Poland on Saturday hit back against European Commission statements on the independence of the country’s Constitutional Tribunal, deepening a row between Brussels and Warsaw over controversial judicial reforms.
“We treat this … as a very serious use of double standards regarding what expectations the Commission has of Poland and of itself,” Poland’s Deputy Foreign Minister Paweł Jabłoński said, referring to a 2017 Commission recommendation calling on Polish authorities to “refrain from actions and public statements which could further undermine the legitimacy of the judiciary.”
Jabłoński’s statement comes in response to comments made by Commission spokesperson Christian Wigand on Friday, in which he expressed concern about the Polish government’s response to a Supreme Court ruling that found that judges appointed by a politically controlled body are illegitimate.
The surprise ruling on Thursday threw the country into chaos, with the Polish government saying it would ignore the ruling. Prime Minister Mateusz Morawiecki called it “an unprecedented act that could lead to the destabilization of the legal order” and said he would ask the country’s Constitutional Tribunal to get involved.

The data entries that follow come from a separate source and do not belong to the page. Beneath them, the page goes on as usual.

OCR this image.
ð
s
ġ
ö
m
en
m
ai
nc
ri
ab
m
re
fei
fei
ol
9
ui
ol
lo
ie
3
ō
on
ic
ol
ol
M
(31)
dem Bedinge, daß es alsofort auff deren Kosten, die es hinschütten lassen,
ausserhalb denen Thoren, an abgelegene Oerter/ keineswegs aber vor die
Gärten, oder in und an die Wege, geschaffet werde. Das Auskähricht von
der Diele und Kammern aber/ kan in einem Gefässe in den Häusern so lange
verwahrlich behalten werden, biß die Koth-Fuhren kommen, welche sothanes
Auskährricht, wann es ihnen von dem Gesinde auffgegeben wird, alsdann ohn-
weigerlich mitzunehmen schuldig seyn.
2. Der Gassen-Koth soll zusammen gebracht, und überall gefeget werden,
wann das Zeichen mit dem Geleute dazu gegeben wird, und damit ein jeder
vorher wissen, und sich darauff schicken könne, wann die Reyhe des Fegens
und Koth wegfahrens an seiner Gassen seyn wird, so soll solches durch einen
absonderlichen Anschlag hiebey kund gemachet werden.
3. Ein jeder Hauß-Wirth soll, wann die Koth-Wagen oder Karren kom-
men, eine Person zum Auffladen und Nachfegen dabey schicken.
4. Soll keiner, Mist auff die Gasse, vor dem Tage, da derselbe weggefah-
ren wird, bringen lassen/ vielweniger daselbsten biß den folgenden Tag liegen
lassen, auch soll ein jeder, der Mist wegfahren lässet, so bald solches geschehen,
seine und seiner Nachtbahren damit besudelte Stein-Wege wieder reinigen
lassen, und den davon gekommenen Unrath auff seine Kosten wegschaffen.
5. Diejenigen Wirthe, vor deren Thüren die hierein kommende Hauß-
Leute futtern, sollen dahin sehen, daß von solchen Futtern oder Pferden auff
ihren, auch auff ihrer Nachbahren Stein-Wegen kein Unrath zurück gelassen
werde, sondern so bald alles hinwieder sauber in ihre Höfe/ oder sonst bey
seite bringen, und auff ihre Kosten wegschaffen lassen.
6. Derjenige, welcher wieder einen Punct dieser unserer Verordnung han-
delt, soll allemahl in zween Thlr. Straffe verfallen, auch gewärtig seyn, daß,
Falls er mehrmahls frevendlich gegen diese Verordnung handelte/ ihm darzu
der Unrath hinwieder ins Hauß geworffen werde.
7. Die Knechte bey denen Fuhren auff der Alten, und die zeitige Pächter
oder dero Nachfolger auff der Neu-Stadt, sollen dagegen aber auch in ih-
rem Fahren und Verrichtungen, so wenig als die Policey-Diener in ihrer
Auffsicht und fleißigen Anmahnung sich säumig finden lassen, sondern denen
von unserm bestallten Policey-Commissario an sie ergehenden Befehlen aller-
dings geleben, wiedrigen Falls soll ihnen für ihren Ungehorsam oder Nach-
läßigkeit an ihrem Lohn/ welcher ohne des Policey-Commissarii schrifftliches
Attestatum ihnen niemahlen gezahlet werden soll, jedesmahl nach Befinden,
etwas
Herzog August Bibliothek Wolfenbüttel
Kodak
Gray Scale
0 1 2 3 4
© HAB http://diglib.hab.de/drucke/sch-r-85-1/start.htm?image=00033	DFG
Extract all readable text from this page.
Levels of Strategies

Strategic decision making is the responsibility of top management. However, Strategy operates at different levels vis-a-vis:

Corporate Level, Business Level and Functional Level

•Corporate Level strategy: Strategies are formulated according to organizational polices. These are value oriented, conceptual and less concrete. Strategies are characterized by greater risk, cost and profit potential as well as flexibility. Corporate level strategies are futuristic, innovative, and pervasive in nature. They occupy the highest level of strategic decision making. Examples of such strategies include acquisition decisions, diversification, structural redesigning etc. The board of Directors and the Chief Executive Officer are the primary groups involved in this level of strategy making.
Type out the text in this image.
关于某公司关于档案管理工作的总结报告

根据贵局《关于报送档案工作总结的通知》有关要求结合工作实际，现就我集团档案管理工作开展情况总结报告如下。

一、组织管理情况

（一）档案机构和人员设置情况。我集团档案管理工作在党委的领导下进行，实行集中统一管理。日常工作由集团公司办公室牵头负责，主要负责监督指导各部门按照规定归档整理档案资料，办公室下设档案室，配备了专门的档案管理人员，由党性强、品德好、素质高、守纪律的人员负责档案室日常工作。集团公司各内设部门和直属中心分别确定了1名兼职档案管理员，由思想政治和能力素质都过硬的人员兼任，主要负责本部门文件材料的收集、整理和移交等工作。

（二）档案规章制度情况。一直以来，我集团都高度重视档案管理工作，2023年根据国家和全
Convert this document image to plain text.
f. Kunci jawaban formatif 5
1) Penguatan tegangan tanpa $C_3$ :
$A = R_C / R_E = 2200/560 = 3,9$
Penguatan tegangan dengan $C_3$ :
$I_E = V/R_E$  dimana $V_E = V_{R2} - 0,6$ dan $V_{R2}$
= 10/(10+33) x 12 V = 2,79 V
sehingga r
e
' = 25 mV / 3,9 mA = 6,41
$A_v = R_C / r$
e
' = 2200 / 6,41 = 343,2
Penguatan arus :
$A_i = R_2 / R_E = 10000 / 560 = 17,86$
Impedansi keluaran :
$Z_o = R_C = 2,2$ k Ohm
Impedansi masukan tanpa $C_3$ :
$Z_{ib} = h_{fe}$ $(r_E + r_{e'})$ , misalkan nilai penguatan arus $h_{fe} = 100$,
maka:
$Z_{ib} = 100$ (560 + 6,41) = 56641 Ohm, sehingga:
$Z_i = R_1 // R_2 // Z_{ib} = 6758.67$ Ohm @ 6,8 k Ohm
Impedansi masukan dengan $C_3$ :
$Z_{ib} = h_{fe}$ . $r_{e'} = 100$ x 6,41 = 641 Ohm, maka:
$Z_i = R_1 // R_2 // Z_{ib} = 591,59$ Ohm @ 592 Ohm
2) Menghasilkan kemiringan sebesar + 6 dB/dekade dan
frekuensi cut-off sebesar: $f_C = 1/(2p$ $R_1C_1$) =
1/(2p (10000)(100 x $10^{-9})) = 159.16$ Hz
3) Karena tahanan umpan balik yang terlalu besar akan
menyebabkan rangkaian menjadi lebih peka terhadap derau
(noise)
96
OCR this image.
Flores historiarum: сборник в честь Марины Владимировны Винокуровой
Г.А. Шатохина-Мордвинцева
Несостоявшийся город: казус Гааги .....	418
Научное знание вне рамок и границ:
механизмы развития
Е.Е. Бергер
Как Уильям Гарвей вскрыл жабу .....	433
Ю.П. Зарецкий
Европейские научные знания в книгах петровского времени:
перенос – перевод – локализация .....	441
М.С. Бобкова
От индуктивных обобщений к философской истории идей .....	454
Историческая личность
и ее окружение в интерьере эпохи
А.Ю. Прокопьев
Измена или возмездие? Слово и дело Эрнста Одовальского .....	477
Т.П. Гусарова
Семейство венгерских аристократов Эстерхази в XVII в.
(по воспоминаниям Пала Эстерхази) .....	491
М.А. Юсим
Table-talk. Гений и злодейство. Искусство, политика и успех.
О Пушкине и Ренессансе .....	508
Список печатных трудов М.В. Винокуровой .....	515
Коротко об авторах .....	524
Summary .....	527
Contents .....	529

“The independence and legitimacy of the Constitutional Tribunal in Poland have been seriously undermined and it is no longer able to provide an effective constitutional review,” Wigand said. He added that the Commission is also worried about “follow-up” comments being made by the Polish government in the wake of the Supreme Court ruling.
Jabłoński tweeted Friday evening that Poland’s foreign ministry had summoned the Commission’s representative to Poland over the “inadmissible” comments.
The latest stand-off comes ahead of a planned visit by Věra Jourová, the European commissioner for values and transparency, to Warsaw on Tuesday, when she is due to meet officials and the president of Poland’s Supreme Court, Małgorzata Gersdorf.